Apr 13, 2010 08:46 GMT  ·  By
Researchers are currently working to map the interactions of the 100,000 neurons making up the brain of the fruit fly
   Researchers are currently working to map the interactions of the 100,000 neurons making up the brain of the fruit fly

A group of scientists announces the development of a new computer model that is capable of producing a type of science never before thought possible. The team plans to create maps of the fruit fly brain one cell at a time, in a bid to produce the first map of how neurons interact in their cortex. The end goal is to determine how the neurons on the insect work together to perform even the simplest tasks. In order for this to become possible, the investigators first need to create networks of how the cells work together, in a research that could provide a powerful new tool for future investigations of the human brain as well, Wired reports.

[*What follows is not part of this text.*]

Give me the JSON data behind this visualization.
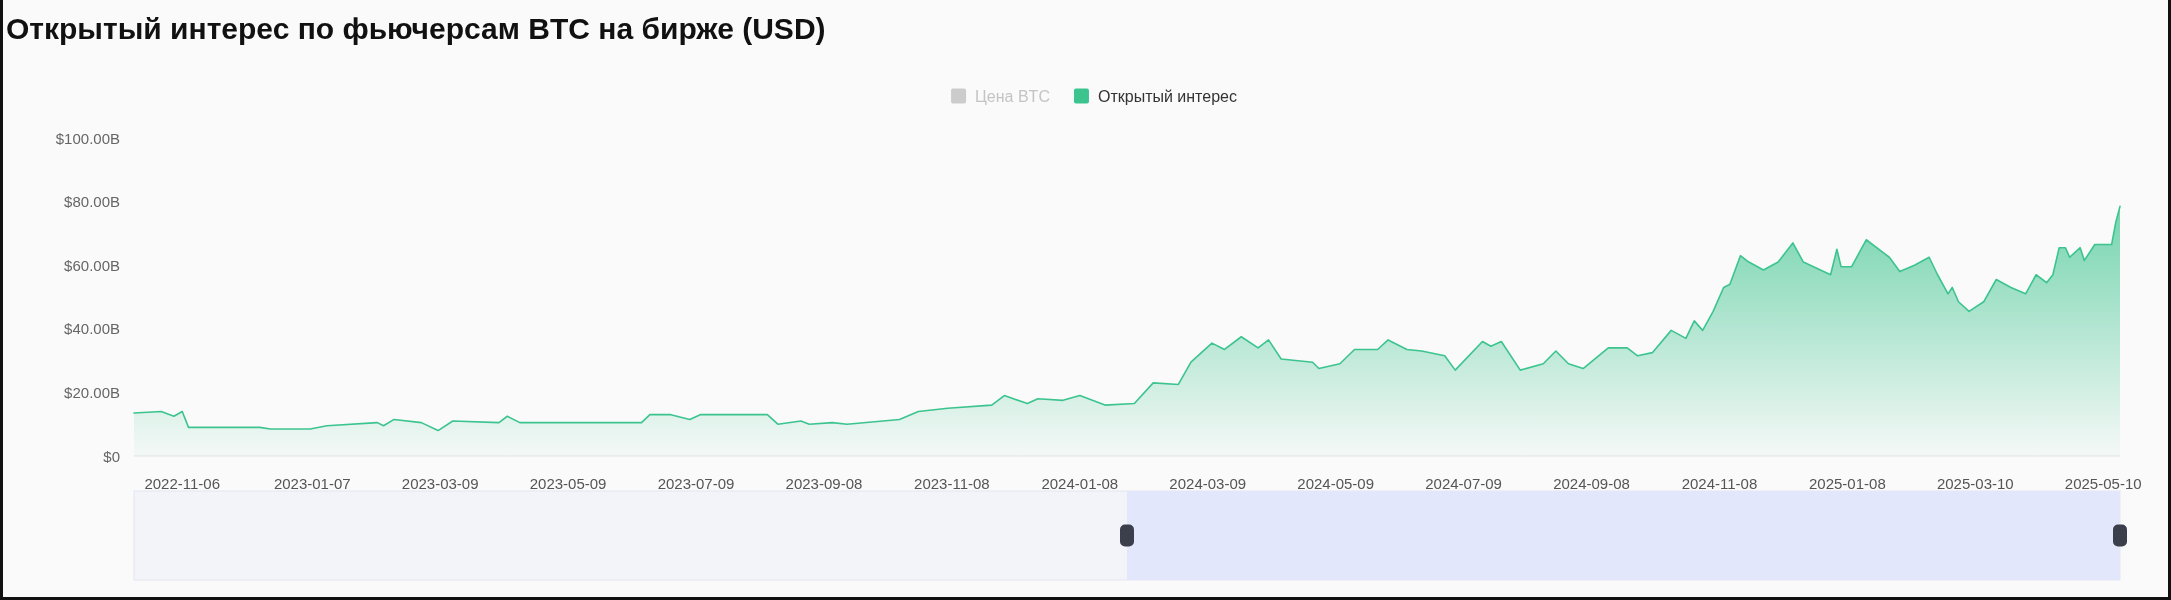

According to scientists, there are about 100,000 neurons in the brain of a single fruit fly. Our cortices feature no less than 100 billion neurons, and so having a well-established starting point in mapping them could prove to be useful. At this point, one of the main obstacles in producing maps of how our own nerve cells interact is the fact that their synapses are simply too complex to handle. Each single neuron can connect to thousands of others, and stretch its axon for a few centimeters in the brain. Therefore, if the new work on the fruit fly is successful, experts could at least benefit from a clear starting point in their laborious work.

What the experts behind the new work are striving for is creating a “master plan” of the fruit fly brain. “We can see very beautiful and very complicated patterns. If you look at neurons at a better resolution, or look at regions you’ve never looked at before, you’ll find something new,” says Howard Hughes Medical Institute Janelia Farm Research Campus expert Hanchuan Peng. He presented the new model at the 51st Annual Drosophila Research Conference, on April 9. Details of the work also appear in a paper published in the April issue of the respected scientific journal Nature Biotechnology.

“What we want to do in the next few years is to add more and more neuron reconstructions into this map. If you think about the fruit fly brain as the Earth, the little neurons will be the streets. We want to map a lot of neuron streets onto the Earth,” adds Peng, who is also a coauthor of the new journal entry. One of the main discoveries the team has made thus far was observing that particular sets of neurons, which at first glance seemed to be faithful copies of each other, exhibit importance functional differences.